Monday, Oct 20, 2014

Pak court reserves ruling on Musharraf’s plea for probe report

On March 31, Musharraf was formally charged for subverting and circumventing the Constitution by imposing emergency in 2007. On March 31, Musharraf was formally charged for subverting and circumventing the Constitution by imposing emergency in 2007.
Press Trust of India | Islamabad | Posted: April 25, 2014 3:44 pm

A special court in Pakistan on Friday reserved till April 28 its ruling on Pervez Musharraf’s plea seeking a copy of probe report which is the basis of the treason trial against the former military ruler.

The three-judge court, headed by Justice Faisal Arab of the Sindh High Court, heard the case pertaining to high treason charges against the 70-year-old former President.
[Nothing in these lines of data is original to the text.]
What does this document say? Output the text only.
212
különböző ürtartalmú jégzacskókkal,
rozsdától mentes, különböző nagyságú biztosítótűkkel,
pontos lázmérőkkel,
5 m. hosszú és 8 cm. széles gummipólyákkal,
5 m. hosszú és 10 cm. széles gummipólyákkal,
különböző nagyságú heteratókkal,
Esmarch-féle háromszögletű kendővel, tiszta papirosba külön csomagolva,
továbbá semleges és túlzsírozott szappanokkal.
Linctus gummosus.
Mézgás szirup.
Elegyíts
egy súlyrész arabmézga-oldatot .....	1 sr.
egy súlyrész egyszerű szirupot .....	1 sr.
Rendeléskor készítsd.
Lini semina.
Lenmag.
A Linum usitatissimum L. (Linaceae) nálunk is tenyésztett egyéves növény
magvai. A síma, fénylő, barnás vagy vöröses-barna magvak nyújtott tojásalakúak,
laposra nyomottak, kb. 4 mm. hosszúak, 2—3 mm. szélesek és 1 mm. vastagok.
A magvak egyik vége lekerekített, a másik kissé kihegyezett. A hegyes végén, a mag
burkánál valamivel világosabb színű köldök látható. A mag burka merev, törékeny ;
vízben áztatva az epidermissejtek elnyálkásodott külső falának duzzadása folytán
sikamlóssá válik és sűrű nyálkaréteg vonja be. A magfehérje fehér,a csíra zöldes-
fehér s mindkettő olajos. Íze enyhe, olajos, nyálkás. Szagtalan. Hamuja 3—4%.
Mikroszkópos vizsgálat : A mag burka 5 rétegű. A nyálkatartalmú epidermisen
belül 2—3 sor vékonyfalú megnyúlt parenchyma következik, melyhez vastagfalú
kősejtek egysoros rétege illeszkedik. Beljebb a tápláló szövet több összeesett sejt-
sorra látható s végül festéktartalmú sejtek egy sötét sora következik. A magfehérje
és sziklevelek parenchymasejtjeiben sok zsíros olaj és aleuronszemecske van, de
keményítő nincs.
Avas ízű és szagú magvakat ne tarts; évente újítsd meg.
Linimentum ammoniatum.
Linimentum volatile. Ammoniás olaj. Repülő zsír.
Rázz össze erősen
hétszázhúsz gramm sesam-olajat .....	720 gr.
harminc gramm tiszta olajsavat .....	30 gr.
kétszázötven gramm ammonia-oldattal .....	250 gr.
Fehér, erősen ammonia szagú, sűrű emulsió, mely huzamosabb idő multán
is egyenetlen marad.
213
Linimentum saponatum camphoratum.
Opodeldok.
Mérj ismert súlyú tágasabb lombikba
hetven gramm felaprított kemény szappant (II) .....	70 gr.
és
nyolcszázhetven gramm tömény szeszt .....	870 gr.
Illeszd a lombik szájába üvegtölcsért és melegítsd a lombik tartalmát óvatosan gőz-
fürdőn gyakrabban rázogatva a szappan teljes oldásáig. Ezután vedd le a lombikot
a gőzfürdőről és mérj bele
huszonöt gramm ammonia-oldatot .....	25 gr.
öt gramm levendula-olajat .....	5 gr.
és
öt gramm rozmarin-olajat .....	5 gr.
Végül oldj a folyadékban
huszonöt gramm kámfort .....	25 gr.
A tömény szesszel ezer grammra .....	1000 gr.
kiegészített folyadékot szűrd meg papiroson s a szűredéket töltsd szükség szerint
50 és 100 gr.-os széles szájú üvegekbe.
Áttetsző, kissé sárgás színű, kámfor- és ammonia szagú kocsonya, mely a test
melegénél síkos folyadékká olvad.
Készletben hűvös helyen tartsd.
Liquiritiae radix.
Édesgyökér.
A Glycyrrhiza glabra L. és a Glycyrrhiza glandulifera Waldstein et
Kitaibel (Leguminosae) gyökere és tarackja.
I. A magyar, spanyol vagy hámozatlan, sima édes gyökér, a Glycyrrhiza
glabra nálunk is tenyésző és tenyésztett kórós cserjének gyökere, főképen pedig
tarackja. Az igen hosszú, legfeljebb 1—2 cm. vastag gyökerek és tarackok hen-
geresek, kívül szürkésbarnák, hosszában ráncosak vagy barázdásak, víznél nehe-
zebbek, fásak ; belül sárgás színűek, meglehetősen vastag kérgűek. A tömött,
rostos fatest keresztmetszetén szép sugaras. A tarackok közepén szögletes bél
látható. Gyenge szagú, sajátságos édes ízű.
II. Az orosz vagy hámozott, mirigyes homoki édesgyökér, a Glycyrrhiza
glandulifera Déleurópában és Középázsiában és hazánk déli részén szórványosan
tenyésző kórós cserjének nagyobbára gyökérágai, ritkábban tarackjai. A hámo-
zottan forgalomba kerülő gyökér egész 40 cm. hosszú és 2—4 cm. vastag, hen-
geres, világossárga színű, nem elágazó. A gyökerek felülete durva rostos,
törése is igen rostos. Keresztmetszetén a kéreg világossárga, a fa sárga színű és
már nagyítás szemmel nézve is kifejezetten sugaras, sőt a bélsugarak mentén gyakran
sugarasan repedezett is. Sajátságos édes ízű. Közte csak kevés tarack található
Musharraf’s lawyer Farogh Nasim said the trial should be fair else it should not take place at all.

Nasim said that along with the Federal Investigation Agency’s (FIA) probe report on the outcome of the investigation process, all the documents pertaining to the case should also be provided.

He also questioned the initiation of the trial under Article 6 of the Constitution and said the process would be challenged.

Nasim also expressed his reservations regarding the safety and preservation of the documents, saying it was common knowledge that records were not maintained properly in Pakistan.

The court subsequently adjourned the hearing of the case till April 28 while reserving its judgement related to the handing over of the FIA report.

Nasim on Thursday claimed several documentations pertaining to the emergency had been made to disappear and only the FIA report could help resolve the mystery as to which documents had gone missing.

He alleged that non-provision of the FIA investigation report shows “malintention” on part of the government.

On March 31, Musharraf was formally charged for subverting and circumventing the Constitution by imposing emergency in 2007.

The court had on April 16 ruled that daily hearings would be held starting from Friday.

Since Musharraf returned to Pakistan from self-exile in March last year, he has faced prosecution in four major cases, including for his alleged involvement in the murder of former prime minister Benazir Bhutto in 2007.

The former president, who is the first military ruler in Pakistan’s history to be tried in court, has rejected all the charges leveled against him.